Personal information
- Born: 30 July 2003 (age 23) Rajshahi, Bangladesh
- Batting: Left-handed
- Bowling: Right-arm off break
- Role: All Rounder

Career statistics
| Competition | FC | LA | T20 |
| Matches | 18 | 53 | 34 |
| Runs scored | 730 | 1,150 | 283 |
| Batting average | 26.07 | 29.48 | 14.89 |
| 100s/50s | 0/5 | 0/7 | 0/0 |
| Top score | 66* | 77 | 48* |
| Balls bowled | 1,069 | 1,084 | 460 |
| Wickets | 22 | 27 | 24 |
| Bowling average | 25.95 | 33.00 | 22.79 |
| 5 wickets in innings | 1 | 0 | 0 |
| 10 wickets in match | 0 | 0 | 0 |
| Best bowling | 6/35 | 3/10 | 4/15 |
| Catches/stumpings | 17/- | 23/- | 18/- |

Medal record
Men's Cricket
Representing Bangladesh
ICC U-19 World Cup
| Winner | 2020 South Africa |  |
- Source: ESPNcricinfo, 4 June 2026

= SM Meherob =

Bangladeshi cricketer (born 2003)

SM Meherob Hasan (born 30 July 2003) is a Bangladeshi cricketer.

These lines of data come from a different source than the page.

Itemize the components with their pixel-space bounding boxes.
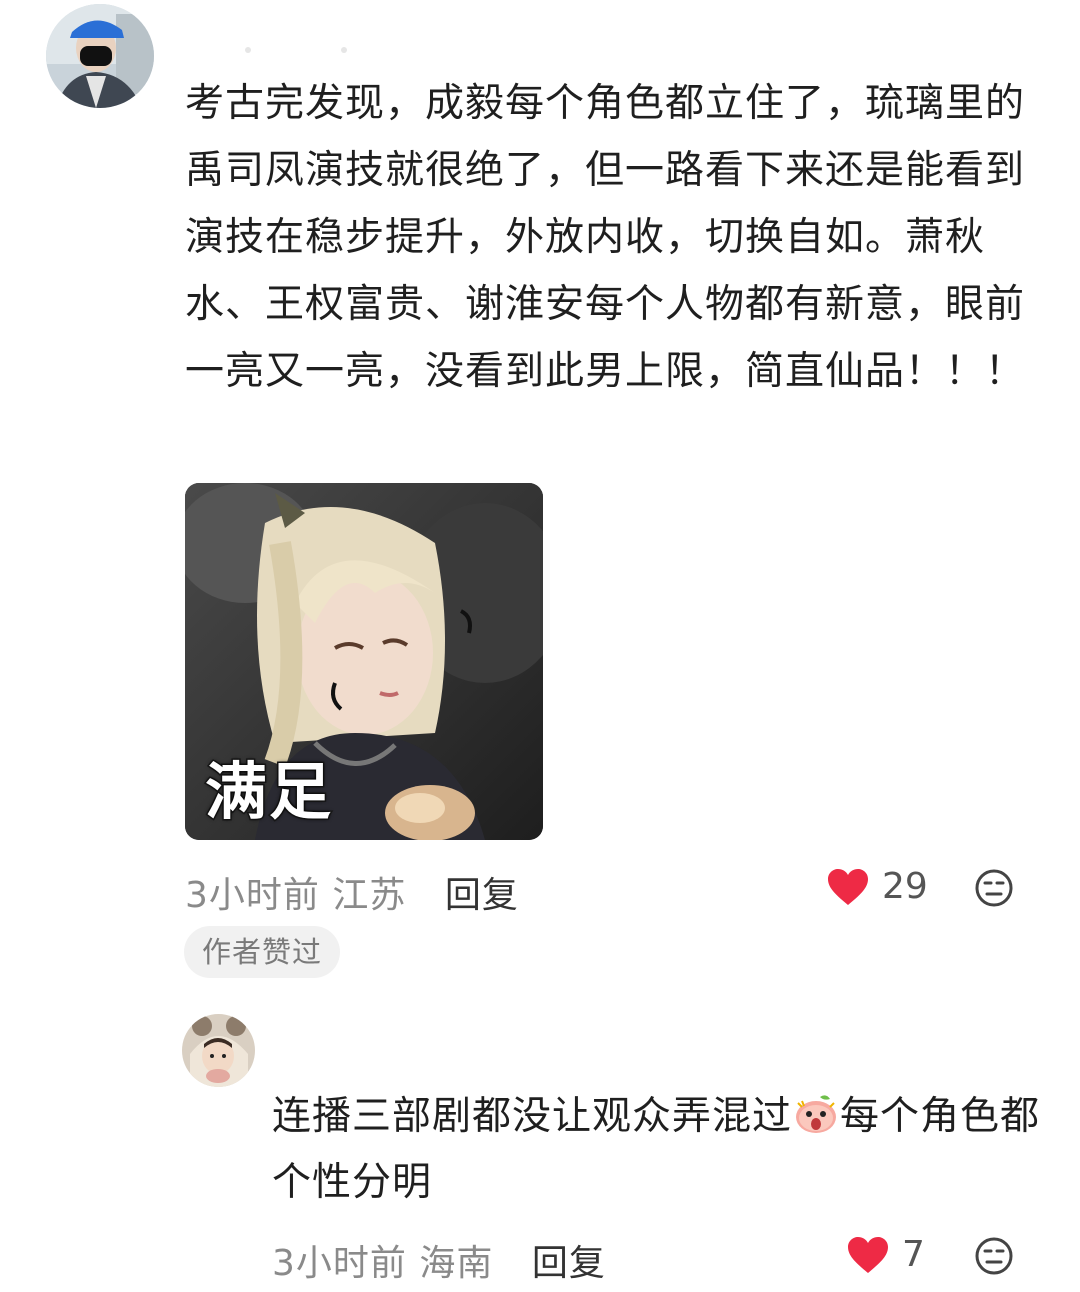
dislike-face-icon (975, 869, 1013, 907)
comment-thread: 考古完发现，成毅每个角色都立住了，琉璃里的禹司凤演技就很绝了，但一路看下来还是能… (0, 0, 1080, 1292)
username-placeholder (245, 38, 455, 53)
reply-reply-button[interactable]: 回复 (532, 1243, 606, 1284)
comment-meta: 3小时前 江苏 回复 (185, 866, 519, 918)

He made his List A debut for Gazi Group Cricketers in the 2021–22 Dhaka Premier Division Cricket League on 28 March 2022. Prior to his List A debut, he was named in Bangladesh's squad for the 2022 ICC Under-19 Cricket World Cup. He made his first-class debut on 10 October 2022, for Rajshahi Division in the 2022–23 National Cricket League.